A New York call girl is on the run and becomes immersed in a life-or-death train ride that takes her to Philadelphia.

A wrung-out detective with a drink problem and a bad marriage sets out to save the call girl but finds he is stumbling in the dark.

A young reporter learns life is more than theory.

A song was reverberating through Richard Swift’s head – Riders On The Storm by The Doors. There was no reason for it. He didn’t particularly like the song; hadn’t recently heard it playing on the radio and wasn’t a fan of a band that had been in its brief heyday before he was born. But it was one of those songs everyone knew – the sort that could burrow into the ear every now and then.

So Richard was preoccupied at the moment his life was about to change. He was in a travel agency opposite the girl that was about to change it. Her nametag stated she was Amelia. They were on either side of a glass-topped desk with a telephone, a monitor screen and several glossy holiday brochures between them. Concealed on a shelf at the side of the desk, a computer tower hummed quietly in the background. There was the chink of cups from a small adjacent kitchen; otherwise, they were temporarily alone, except that was for the spirit of Jim Morrison, whose lyrics were about to be superseded.

Having uttered a flippant aside – something relatively innocent to do with Virgin Airlines – it had been seized upon, the retort becoming the equivalent of a verbal service return in a tennis match.

Using a slender hand, Amelia tossed a rush of hair behind her shoulders, scanning him with narrowing green eyes. f felt himself wither before the gaze that cut through him. Alarmingly, Amelia had a knowing expression that indicated she had possession of not only the pictures, but also the negatives that portrayed his life story.

“You are a naughty boy. And you know what happens to naughty boys, don’t you, Richard?”

A stunned and grappling-to-respond Richard sat riveted to his chair as her words swirled in his head.

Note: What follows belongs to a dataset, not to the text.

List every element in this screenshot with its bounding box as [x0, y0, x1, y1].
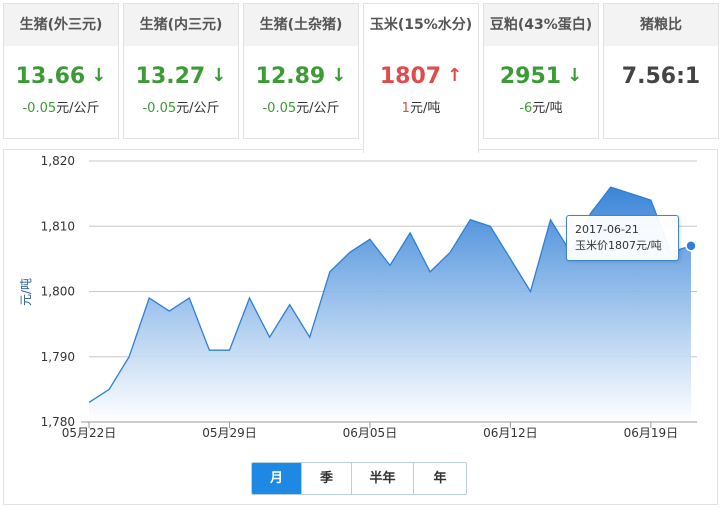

Every so often something like this happened in his life. Invariably it turned out to be a joke, or the kind of remark to which he should attach no importance. Experience had taught him to squirm inwardly, to change the subject or to ignore the mention of any such a reference. Whatever else, he knew it was wiser to keep quiet rather than blurt out something stupid or incriminating that he would later regret.

In this case, all he could see was the undeniable beauty of the girl opposite, impelling him to offer some kind of response.

“I’m not too sure; why don’t you tell me?” was his eventual stilted reply.

“If you haven’t found out by now, it’s high time you did.”

“Perhaps you should demonstrate.”

“You wouldn’t like it.”

• • •

Peter Moon was born in London, England. He left school at an early age, drifting round the world on tramp steamers, but further education proved his salvation as he went on to study journalism. After a couple of junior positions with local newspapers, a fascination with horseracing meant he decided to specialize as a freelance writer in that sphere. He has worked as a reporter, a racing analyst, and for a while was linked with one of the major bookmakers, with whom he was a liaison officer. Over the past ten years he has been a freelance editor and copywriter as well as a contributor to various websites and publications.

He lives with his partner, Rosemary, in a small Hampshire village a few miles from the Berkshire border close to Newbury.

Find Peter online at --

Tirgearr Publishing

Don't forget to comment for your chance to win a free copy of this book.


  1. Welcome to Heart of Fiction, Peter, and congrats on your novel's release.

    You've had a varied and interesting life, so far, which includes journalism. What inspired you to try writing fiction?

    1. I have always written fiction Kemberlee. I completed my first novel - inspired by Ian Fleming's James Bond - when I was thirteen. Featuring Charles Hood, it was useless of course - mainly because I was only copying Mr Fleming and hadn't a clue about the subject matter. Going from memory it was called A Piece Of Cake. Since then I have written several short stories and have a portfolio of half- completed projects that I am keen to finish. I acquired an agent about ten years ago (we have parted company since) and completed two novels. Jumping China - about a detective that finds himself more attuned to his quarry than to his job - was well received and the rejections were encouraging; but they were rejections nonetheless. Utopia Unravelled was much more mature and profound. At the time it was my Magnum Opus - or so I thought!
      The readers at the publishers hated it! But no writing is wasted and I would like to think I have learned plenty from both experiences. I think you know when you have truly written something that is good.
      Writing is no different from any other acquired art. You have to practice and never get complacent. I love it!

  2. I enjoyed reading the above post, you certainly are a busy man Peter, best wishes with your writing.

    1. Thank you Mary. Nice of you to comment. You sound interesting yourself; and it seems we have a common link with Papa Hemingway.